Massive Downtown L.A. Fire Believed to Be Started Intentionally

A fire that torched a towering residential construction project on Monday morning in downtown Los Angeles and shot flames seven stories into the air is now believed to have been started intentionally.

The heat from the fire exploded windows in neighboring buildings, melted computers and cubicles, and ignited palm trees incinerating them in a matter of minutes.

Maria Joya, 54, sleeping under an overpass by the 110 freeway woke up feeling that her feet were suddenly baking hot, reported the Los Angeles Times. “There were tongues of fire,” she said. “I just started crying.”

Los Angeles Fire Capt. Jaime Moore suspects that there was foul play involved because “it’s very rare for the entire building to be engulfed at once.” Fortunately, no one lived there on the site and no injuries were reported.
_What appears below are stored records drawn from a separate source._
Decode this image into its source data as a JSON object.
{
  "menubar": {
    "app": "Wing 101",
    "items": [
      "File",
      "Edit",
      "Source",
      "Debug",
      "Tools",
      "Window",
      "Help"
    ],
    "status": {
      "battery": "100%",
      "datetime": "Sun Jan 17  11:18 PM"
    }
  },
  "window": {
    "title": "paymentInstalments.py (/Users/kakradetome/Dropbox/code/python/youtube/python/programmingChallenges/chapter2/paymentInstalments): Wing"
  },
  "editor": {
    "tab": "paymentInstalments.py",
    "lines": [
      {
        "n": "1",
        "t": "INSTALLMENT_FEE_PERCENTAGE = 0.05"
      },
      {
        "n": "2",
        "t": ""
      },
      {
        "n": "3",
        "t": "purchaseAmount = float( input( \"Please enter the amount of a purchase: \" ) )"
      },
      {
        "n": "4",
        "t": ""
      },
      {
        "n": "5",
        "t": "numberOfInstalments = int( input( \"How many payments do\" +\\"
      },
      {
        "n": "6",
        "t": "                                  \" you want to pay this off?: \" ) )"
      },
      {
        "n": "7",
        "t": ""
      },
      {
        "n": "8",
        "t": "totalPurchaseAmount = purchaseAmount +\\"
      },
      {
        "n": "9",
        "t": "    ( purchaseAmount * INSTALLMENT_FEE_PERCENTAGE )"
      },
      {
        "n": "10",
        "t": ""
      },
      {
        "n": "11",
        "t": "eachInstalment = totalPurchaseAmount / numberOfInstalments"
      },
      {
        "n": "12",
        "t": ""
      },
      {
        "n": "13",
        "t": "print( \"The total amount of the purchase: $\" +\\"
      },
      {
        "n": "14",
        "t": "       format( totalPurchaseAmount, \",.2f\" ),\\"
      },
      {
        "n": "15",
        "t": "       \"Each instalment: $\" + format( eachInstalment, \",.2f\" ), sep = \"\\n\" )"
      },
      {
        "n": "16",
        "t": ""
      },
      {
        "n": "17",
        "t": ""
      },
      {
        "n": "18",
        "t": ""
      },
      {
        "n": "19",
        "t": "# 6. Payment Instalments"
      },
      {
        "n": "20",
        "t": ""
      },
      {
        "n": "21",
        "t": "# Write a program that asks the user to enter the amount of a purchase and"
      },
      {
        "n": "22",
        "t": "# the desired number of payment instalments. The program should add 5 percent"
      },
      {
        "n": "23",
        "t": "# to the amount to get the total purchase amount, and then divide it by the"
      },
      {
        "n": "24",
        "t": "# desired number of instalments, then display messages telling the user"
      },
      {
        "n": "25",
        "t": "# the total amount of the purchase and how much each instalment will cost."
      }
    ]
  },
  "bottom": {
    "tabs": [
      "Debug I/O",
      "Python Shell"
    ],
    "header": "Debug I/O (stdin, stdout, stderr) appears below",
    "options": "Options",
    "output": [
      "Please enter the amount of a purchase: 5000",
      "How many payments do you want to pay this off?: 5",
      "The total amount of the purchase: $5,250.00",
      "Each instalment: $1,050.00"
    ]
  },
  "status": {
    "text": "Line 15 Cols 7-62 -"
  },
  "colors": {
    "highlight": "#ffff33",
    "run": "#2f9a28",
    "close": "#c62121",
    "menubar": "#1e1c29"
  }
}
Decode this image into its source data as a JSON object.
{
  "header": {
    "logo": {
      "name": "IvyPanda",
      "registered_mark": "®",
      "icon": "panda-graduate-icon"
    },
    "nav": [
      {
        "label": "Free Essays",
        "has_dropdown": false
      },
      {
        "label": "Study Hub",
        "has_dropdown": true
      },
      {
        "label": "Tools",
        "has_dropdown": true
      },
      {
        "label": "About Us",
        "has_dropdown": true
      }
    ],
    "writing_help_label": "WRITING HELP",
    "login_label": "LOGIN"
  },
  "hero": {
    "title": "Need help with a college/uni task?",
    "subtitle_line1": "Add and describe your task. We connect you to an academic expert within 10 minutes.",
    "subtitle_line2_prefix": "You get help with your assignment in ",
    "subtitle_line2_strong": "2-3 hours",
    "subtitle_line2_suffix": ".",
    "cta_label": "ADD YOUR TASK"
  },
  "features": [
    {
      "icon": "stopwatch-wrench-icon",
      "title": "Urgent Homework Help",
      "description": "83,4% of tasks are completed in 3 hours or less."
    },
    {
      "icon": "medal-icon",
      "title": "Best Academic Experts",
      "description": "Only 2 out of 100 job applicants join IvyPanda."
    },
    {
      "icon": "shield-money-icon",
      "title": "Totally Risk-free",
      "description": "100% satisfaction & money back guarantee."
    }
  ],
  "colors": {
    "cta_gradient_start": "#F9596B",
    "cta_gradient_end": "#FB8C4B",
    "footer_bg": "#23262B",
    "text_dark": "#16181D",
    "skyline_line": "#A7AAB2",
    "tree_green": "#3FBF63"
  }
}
On Monday afternoon, the Times noted that the Bureau of Alcohol Tobacco, Firearms and Explosives investigators looked down into the smoldering Da Vinci complex from a fire crane. Carlos Canino, the top ATF agent in Los Angeles, noted that the structure had collapsed on itself making it necessary for investigators to get down all the way to the cement foundation to see how the fire was started.

Kin Isamov, 28, of Silver Lake was headed downtown on the 110 Freeway to pick up his girlfriend when he experienced the fire. “You could feel the fire. You drive through it, and you kind of imagine what Armageddon would feel like,” Isamov said. “You feel like any second the fire is going to get in the car, burn you.”

Los Angeles Department of Building and Safety spokesman Luke Zamperini, ironically said that Da Vinci complex was “the most inspected building in the history of mankind, because it’s right outside our inspectors’ windows.” He added, “We’ve all been watching the progress of the building and these guys working their tails off. Now it looks like they’re going to be out of work for a little while.”

There was $10 million in estimated losses in the razed structure, Captain Moore said. And at least four nearby buildings were also damaged, reported the Times.